Pas de baisse de taux en vue

De manière générale, l'ère des taux bas, voire négatifs, provoquée par la crise de la zone euro une dizaine d'années plus tôt, « est indéniablement une parenthèse terminée », conclut-il, car « lorsque vous prêtez à un Etat, vous prenez un risque et vous vous attendez à en tirer une rémunération. C'est donc une aberration d'avoir des taux négatifs ».

La politique monétaire de la BCE devrait donc continuer de peser sur l'économie des pays de la zone euro. D'autant qu'il apparaît encore difficile de mesurer l'étendue des conséquences des hausses de taux, de nombreuses entreprises devant se refinancer dans les mois à venir, et donc, à des taux bien plus élevés qu'auparavant. Le secteur immobilier en particulier subit de plein fouet le resserrement monétaire avec un fort ralentissement de la demande, les taux plus hauts réduisant drastiquement le nombre de crédits accordés. « L'accès à la propriété à court terme sur l'année à venir va être très compliqué notamment pour les primo-accédants qui doivent désormais présenter une capacité financière et un apport très significatifs, ce qui privilégie une certaine catégorie de la population », constate Christopher Dembik. La solution : « le levier d'ajustement qu'on peut imaginer c'est une baisse des prix, mais ce n'est pas automatique, ça peut prendre du temps », nuance l'analyste.
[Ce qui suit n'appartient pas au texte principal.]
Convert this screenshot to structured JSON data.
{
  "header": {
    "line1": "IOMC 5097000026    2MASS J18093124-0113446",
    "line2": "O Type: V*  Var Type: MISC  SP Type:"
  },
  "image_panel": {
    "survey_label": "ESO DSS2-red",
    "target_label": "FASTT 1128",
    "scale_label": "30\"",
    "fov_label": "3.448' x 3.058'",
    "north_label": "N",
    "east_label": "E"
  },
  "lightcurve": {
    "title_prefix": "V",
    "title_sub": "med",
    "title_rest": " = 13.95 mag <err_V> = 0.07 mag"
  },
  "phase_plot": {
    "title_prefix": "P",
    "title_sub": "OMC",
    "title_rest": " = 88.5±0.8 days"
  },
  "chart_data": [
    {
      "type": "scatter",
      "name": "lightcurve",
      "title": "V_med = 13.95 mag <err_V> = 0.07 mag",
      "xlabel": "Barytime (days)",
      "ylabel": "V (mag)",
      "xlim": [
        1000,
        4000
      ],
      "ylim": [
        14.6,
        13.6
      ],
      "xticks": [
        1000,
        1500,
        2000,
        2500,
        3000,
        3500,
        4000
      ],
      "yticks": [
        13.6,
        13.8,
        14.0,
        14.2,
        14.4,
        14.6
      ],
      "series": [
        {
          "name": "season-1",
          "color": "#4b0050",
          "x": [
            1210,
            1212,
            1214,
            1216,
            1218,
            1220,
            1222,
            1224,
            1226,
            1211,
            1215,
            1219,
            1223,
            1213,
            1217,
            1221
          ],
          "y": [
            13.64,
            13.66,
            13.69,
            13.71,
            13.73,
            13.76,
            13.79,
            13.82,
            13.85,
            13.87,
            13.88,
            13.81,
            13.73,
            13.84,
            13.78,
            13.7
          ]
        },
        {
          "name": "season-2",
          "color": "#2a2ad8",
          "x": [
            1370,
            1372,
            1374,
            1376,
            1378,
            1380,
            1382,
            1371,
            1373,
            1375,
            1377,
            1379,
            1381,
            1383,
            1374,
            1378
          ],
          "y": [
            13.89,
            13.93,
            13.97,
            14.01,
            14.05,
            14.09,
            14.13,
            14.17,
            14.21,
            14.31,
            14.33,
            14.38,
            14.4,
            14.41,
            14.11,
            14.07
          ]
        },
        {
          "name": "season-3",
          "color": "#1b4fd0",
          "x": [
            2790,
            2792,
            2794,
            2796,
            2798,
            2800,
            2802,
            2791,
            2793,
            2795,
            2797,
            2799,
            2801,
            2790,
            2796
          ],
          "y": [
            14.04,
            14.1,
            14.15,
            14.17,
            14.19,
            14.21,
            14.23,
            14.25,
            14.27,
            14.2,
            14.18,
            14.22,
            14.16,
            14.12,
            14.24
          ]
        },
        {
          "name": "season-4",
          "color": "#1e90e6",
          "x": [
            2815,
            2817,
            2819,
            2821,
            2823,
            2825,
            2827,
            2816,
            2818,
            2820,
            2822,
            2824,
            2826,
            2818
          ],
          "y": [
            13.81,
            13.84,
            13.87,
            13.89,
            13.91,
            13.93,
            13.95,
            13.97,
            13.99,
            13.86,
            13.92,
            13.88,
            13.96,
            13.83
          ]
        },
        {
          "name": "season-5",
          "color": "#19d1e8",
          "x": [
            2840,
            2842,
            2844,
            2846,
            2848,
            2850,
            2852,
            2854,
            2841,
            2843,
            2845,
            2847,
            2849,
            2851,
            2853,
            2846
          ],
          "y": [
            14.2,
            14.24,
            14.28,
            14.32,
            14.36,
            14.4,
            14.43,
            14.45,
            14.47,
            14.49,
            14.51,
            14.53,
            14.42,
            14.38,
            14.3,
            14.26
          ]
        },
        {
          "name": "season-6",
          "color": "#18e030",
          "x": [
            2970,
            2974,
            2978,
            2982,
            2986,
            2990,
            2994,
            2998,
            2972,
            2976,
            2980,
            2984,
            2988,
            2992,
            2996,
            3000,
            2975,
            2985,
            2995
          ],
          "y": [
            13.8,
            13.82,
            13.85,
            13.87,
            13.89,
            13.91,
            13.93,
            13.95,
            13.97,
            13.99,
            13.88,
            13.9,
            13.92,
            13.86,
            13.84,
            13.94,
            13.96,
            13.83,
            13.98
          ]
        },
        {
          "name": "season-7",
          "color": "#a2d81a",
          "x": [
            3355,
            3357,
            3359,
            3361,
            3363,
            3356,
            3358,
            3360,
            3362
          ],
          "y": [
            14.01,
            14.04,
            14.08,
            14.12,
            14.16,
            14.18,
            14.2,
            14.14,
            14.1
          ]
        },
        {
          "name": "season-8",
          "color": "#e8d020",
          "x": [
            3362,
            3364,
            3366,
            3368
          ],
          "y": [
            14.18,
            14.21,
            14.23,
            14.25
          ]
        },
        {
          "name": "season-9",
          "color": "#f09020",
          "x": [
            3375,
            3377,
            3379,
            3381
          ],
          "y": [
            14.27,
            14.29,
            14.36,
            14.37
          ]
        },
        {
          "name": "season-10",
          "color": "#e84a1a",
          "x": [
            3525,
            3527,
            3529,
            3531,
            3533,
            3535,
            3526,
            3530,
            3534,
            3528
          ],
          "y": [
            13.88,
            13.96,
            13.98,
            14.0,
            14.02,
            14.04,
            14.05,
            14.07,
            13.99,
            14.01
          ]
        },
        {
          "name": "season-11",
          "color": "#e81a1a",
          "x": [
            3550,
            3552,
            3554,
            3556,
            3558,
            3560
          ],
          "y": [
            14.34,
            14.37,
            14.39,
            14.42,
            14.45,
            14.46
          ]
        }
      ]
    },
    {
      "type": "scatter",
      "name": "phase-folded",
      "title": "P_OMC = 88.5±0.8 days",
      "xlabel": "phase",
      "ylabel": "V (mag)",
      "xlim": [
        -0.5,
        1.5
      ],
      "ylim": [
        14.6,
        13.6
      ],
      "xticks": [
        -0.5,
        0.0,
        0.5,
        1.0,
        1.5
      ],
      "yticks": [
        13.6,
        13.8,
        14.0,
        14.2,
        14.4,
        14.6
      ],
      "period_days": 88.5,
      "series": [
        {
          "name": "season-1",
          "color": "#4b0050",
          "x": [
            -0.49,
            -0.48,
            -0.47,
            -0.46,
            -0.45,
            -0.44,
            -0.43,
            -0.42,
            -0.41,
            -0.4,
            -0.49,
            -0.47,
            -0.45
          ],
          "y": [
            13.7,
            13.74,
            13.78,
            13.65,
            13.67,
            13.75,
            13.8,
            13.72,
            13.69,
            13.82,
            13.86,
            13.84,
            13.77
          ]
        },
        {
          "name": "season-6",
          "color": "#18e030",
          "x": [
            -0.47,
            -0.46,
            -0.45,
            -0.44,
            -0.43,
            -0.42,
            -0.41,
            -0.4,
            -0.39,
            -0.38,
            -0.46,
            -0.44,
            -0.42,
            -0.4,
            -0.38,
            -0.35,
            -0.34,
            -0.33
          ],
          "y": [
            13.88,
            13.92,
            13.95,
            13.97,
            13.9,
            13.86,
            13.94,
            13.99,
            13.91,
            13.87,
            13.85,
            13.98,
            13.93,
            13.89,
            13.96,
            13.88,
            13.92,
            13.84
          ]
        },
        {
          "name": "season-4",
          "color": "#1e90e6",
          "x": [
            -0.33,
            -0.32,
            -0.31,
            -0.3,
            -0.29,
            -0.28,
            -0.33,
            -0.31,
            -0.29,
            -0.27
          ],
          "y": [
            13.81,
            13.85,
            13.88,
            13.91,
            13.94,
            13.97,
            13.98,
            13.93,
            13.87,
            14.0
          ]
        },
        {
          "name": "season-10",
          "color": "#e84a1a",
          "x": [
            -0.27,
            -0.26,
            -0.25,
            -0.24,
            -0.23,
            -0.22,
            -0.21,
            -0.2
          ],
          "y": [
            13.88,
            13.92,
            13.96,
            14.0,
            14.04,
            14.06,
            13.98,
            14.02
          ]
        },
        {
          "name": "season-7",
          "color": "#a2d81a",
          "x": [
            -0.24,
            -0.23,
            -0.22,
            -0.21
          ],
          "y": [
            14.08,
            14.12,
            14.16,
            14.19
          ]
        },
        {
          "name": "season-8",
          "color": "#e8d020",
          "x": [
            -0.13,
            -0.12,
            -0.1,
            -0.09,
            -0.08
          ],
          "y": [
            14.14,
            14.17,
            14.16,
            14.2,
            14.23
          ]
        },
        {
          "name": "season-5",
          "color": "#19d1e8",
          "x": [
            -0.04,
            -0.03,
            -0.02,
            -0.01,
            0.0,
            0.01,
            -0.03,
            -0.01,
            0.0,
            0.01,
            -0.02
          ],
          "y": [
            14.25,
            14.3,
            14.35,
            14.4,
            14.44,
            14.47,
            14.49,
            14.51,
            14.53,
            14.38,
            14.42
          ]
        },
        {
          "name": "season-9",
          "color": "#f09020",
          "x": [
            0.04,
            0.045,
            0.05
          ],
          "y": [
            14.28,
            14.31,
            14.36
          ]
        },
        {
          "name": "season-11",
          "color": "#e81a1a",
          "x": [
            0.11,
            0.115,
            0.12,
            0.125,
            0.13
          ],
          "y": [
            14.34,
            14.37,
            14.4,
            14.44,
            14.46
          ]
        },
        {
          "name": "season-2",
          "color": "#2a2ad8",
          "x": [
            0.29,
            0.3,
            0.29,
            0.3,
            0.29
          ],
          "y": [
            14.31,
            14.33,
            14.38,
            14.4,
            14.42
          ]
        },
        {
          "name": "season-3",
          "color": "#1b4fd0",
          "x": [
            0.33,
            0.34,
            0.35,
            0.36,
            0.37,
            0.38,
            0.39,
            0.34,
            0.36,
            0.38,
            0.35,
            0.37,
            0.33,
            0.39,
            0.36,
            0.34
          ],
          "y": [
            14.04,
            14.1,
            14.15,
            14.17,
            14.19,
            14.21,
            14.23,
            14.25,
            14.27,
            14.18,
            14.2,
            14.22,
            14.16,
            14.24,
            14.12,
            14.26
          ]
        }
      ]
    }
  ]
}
Lire aussiFin de la hausse des taux directeurs : l'immobilier va-t-il enfin sortir de la crise ?

De même, la transition écologique commence à pâtir de la lutte de la BCE contre l'inflation. « Depuis huit mois, les investissements rencontrent un certain nombre de freins du fait de la hausse des taux et donc du coût de l'emprunt pour se financer. Des projets, notamment dans l'éolien, se retrouvent donc retardés, voire abandonnés », signale Sandrine Levasseur. Or, « si la BCE augmente davantage ses taux, ce sont les gouvernements qui vont être appelés à la rescousse pour financer la transition écologique, ce qui pose un souci », poursuit-elle. Les investissements seront pourtant bien nécessaires pour parvenir à l'objectif fixé par l'UE d'atteindre la neutralité carbone d'ici 2050.

En revanche, aux Etats-Unis, l'hypothèse d'une nouvelle hausse n'est pas exclue.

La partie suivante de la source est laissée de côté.